Parser

The parser for the GMAD language is independent from the rest of BDSIM and can be found in the parser directory. The main parser interface can be found in parser.h. The parser is currently a singleton (only one instance with global scope).

The GMAD language is a LALR (Look-Ahead LR) parser language generated by Bison (in the file parser.y) with a lexical analyser generated by flex (from parser.l). GMAD provides basic arithmetic and Boolean operators. GMAD also provides predefined units, constants in SI units and some common mathematical functions, like the trigonometric ones, by binding them to actual C-variables and functions. It has a global scope only.

Note

GMAD is designed to be an extension of the syntax used by MAD, which means that any MAD syntax should be supported.

Parser Classes

All options for a BDSIM run are contained in an instance of the Options class. This is passed to BDSIM. The Options class is built out of a struct-like OptionsBase and a layer of self-inspection provided by the Published class. The struct-like OptionsBase is needed to output the options to the rootevent output.

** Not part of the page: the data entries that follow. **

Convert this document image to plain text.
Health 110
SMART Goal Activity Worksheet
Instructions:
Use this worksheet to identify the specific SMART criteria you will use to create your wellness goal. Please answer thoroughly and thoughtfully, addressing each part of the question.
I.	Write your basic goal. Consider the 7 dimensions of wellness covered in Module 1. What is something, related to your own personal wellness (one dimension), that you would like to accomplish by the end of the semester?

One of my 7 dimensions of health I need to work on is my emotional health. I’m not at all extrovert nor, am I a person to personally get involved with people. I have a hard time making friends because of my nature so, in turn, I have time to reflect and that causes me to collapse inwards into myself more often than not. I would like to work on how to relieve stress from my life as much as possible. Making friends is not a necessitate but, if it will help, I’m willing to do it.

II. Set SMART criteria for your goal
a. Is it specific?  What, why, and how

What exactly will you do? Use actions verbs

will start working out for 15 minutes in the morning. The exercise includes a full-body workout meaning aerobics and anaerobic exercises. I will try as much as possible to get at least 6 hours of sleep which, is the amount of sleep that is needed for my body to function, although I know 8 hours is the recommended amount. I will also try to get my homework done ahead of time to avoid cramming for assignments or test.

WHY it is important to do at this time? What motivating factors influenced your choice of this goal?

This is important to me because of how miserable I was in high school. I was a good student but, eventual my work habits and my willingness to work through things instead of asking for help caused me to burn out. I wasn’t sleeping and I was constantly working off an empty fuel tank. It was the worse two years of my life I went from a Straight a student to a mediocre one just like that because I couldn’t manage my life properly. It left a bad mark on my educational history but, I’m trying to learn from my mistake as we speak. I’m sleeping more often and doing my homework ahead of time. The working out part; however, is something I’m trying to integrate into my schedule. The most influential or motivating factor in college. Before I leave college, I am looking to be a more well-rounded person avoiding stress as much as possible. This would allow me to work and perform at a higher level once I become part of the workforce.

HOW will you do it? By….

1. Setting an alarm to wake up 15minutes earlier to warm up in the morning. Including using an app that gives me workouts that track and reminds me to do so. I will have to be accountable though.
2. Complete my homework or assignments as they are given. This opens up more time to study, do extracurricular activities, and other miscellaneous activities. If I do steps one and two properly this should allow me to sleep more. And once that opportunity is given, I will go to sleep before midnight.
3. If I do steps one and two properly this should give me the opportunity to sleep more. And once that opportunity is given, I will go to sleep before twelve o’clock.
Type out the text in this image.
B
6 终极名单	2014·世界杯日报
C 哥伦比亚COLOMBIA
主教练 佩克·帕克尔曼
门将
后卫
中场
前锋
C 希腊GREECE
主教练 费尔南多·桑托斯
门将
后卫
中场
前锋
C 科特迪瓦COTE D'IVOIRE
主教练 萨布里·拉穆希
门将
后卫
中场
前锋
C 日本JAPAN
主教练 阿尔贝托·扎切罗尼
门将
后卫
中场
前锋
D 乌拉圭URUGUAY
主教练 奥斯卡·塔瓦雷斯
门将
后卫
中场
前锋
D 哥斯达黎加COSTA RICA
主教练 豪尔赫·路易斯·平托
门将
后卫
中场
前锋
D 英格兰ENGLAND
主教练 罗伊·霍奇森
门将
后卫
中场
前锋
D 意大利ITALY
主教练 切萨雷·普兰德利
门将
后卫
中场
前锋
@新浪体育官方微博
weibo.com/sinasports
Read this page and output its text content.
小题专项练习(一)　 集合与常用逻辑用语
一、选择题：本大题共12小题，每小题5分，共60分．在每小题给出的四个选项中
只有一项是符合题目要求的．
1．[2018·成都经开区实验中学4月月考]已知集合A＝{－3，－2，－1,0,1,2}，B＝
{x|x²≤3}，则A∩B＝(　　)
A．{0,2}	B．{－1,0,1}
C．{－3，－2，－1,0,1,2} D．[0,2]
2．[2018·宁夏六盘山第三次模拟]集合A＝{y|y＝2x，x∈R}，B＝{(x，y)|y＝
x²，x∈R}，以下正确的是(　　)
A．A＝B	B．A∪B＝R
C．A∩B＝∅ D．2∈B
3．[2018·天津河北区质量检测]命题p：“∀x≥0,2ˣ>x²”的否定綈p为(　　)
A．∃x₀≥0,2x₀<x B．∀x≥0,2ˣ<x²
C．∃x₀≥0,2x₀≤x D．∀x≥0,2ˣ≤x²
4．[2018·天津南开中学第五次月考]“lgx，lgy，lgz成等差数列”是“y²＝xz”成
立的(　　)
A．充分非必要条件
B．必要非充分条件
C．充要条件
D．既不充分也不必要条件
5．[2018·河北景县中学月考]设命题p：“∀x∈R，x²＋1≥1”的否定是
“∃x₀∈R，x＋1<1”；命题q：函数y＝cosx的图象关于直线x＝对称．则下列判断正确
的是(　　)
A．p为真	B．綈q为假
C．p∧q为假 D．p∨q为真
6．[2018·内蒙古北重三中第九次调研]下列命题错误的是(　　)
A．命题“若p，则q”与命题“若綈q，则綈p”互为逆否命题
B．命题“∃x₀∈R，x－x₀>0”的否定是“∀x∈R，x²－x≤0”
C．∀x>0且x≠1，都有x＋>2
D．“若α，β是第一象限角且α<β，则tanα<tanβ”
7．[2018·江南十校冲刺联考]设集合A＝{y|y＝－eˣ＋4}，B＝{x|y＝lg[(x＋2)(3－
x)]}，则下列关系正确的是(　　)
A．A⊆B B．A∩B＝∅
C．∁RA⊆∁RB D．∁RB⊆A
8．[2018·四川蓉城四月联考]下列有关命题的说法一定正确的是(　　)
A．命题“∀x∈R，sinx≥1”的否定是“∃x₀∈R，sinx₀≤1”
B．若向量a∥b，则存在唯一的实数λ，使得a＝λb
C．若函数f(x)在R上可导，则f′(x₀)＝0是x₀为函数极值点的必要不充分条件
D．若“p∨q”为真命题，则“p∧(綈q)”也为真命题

All other parser classes like Element, Region, etc. also have this layer of self-inspection.

The Parameter class is a temporary storage class of the parameters before the actual Elements are created.

The enum ElementType has a list of all elements currently in BDSIM.

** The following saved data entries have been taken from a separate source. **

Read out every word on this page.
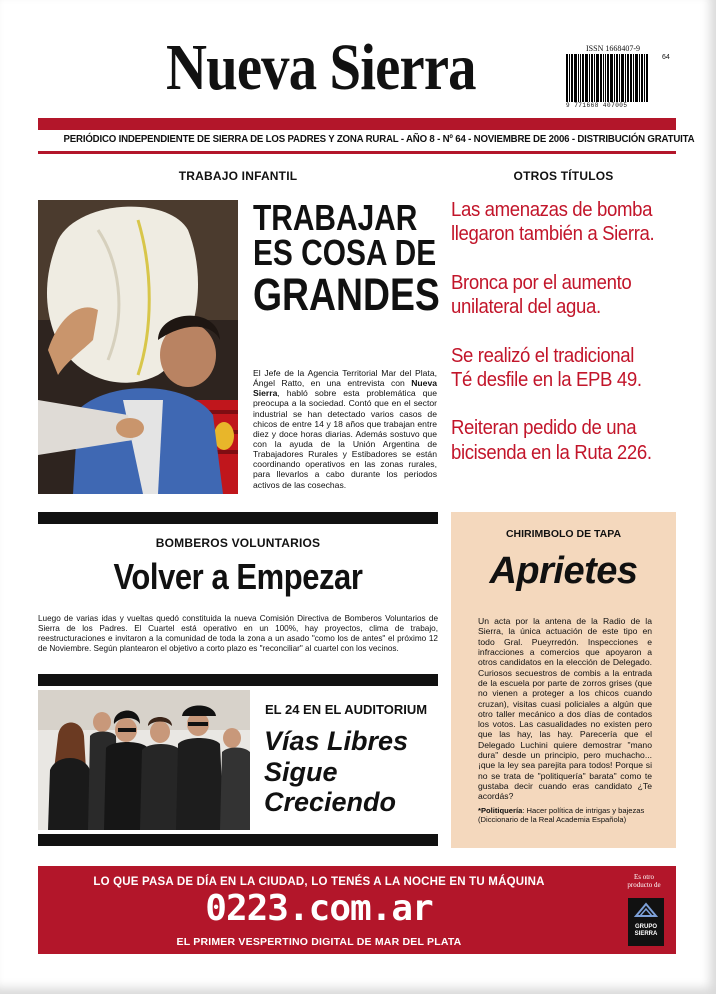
Nueva Sierra	ISSN 1668407-9
9 771668 407005
64
PERIÓDICO INDEPENDIENTE DE SIERRA DE LOS PADRES Y ZONA RURAL - AÑO 8 - Nº 64 - NOVIEMBRE DE 2006 - DISTRIBUCIÓN GRATUITA
TRABAJO INFANTIL	OTROS TÍTULOS
TRABAJAR
ES COSA DE
GRANDES
El Jefe de la Agencia Territorial Mar del Plata, Ángel Ratto, en una entrevista con Nueva Sierra, habló sobre esta problemática que preocupa a la sociedad. Contó que en el sector industrial se han detectado varios casos de chicos de entre 14 y 18 años que trabajan entre diez y doce horas diarias. Además sostuvo que con la ayuda de la Unión Argentina de Trabajadores Rurales y Estibadores se están coordinando operativos en las zonas rurales, para llevarlos a cabo durante los periodos activos de las cosechas.
Las amenazas de bomba
llegaron también a Sierra.
Bronca por el aumento
unilateral del agua.
Se realizó el tradicional
Té desfile en la EPB 49.
Reiteran pedido de una
bicisenda en la Ruta 226.
BOMBEROS VOLUNTARIOS
Volver a Empezar
Luego de varias idas y vueltas quedó constituida la nueva Comisión Directiva de Bomberos Voluntarios de Sierra de los Padres. El Cuartel está operativo en un 100%, hay proyectos, clima de trabajo, reestructuraciones e invitaron a la comunidad de toda la zona a un asado "como los de antes" el próximo 12 de Noviembre. Según plantearon el objetivo a corto plazo es "reconciliar" al cuartel con los vecinos.
EL 24 EN EL AUDITORIUM
Vías Libres
Sigue
Creciendo
CHIRIMBOLO DE TAPA
Aprietes
Un acta por la antena de la Radio de la Sierra, la única actuación de este tipo en todo Gral. Pueyrredón. Inspecciones e infracciones a comercios que apoyaron a otros candidatos en la elección de Delegado. Curiosos secuestros de combis a la entrada de la escuela por parte de zorros grises (que no vienen a proteger a los chicos cuando cruzan), visitas cuasi policiales a algún que otro taller mecánico a dos días de contados los votos. Las casualidades no existen pero que las hay, las hay. Parecería que el Delegado Luchini quiere demostrar "mano dura" desde un principio, pero muchacho...¡que la ley sea parejita para todos! Porque si no se trata de "politiquería" barata" como te gustaba decir cuando eras candidato ¿Te acordás?
*Politiquería: Hacer política de intrigas y bajezas (Diccionario de la Real Academia Española)
LO QUE PASA DE DÍA EN LA CIUDAD, LO TENÉS A LA NOCHE EN TU MÁQUINA
0223.com.ar
EL PRIMER VESPERTINO DIGITAL DE MAR DEL PLATA
Es otro
producto de
GRUPO
SIERRA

The Array class is an array representation for bison and either strings or doubles.

The python.h provides the Python interface to the parser.

The Symtab class represents a parser variable. All variables are stored in a map.

Bison

This section gives a brief overview of Bison. For more comprehensive reading, a manual is recommended.

The parser.y file contains the typical four main sections:

%{
C declarations
%}

Bison token and types declarations

%%
Grammar rules
%%

Additional C code

The gmad keywords are translated to bison tokens in the library file parser.l.

C-declarations

The C-declarations are a few global variables.

Bison Tokens

Bison tokens (translated directly with the library) and types (more general variables) are from a union and these can be one of the following types:

  • double

  • int (for the enum class ElementType)

  • std::string* (a pointer so its size can fit in the union; its memory is stored in the Parser class)

  • GMAD::Array*

  • GMAD::Symtab* (a pointer to a general symbol / variable class, which can represent a double, string, GMAD::Array or a function)

The union type of the tokens are defined in the Bison declaration section of parser.y, for example:

%token <str> STR
%type <dval> aexpr

STR is a token of type string, and aexpr is general number of type double.

Tokens can also have no value attached to it at all:

%token MATERIAL

Grammar Rules

The grammar rules define a syntax tree. Bison is a bottom-up parser. It tries, by shifts and reductions, to reduce the entire input down to a single grouping whose symbol is the grammar’s start symbol, which in our case is input:

// every statement ends in a semicolon
input :
      | input stmt ';'

This rule is split into two parts:

  • Input can be empty (indicated by no text after the colon)

  • It is a recursive rule, where it breaks the input into statements (stmt) ending with a semicolon.

A rule can be split into as many parts as possible.

Another example are the atomic statements (single lines without if constructs):

// atomic statements can be an mathematical expression, a declaration or a command
atomic_stmt :
| expr     { if(ECHO_GRAMMAR) printf("atomic_stmt -> expr\n"); }
| command  { if(ECHO_GRAMMAR) printf("atomic_stmt -> command\n"); }
| decl     { if(ECHO_GRAMMAR) printf("atomic_stmt -> decl\n"); }

The part inside the brackets is the actual C-code, which is only debug printout in this case. The rules for expr, command and decl are defined elsewhere.

Rules can be tokens and types as well, and can have a value. For example, the rule for addition looks like:

aexpr   | aexpr '+' aexpr      { $$ = $1 + $3;}

aexpr is a variable of type double. The rule reduces the syntax “number + number” to a single number. The new value (indicated with $$) will be the value of the first token ($1) plus the third token ($3). Note that the second token is ‘+’.

Debugging

Since adding or changing Bison rules can often have unforeseen consequences, it is strongly recommended that when extending the GMAD language, first write a test case for it and check that it fails. There are many GMAD CMake tests in the parser/test directory.

Often the compiler will complain when the rules are inconsistent and the CMake tests cover many syntax cases which all should still work. For debugging there are several options in parser.y, all of which need recompilation:

  • The variables ECHO_GRAMMAR and INTERACTIVE can be switched on for extra output.

  • Compile Bison with “-t” flag. This is automatically done when CMAKE_BUILD_TYPE equals Debug.

  • Uncomment the line with %debug. This will print out the token stack after each step.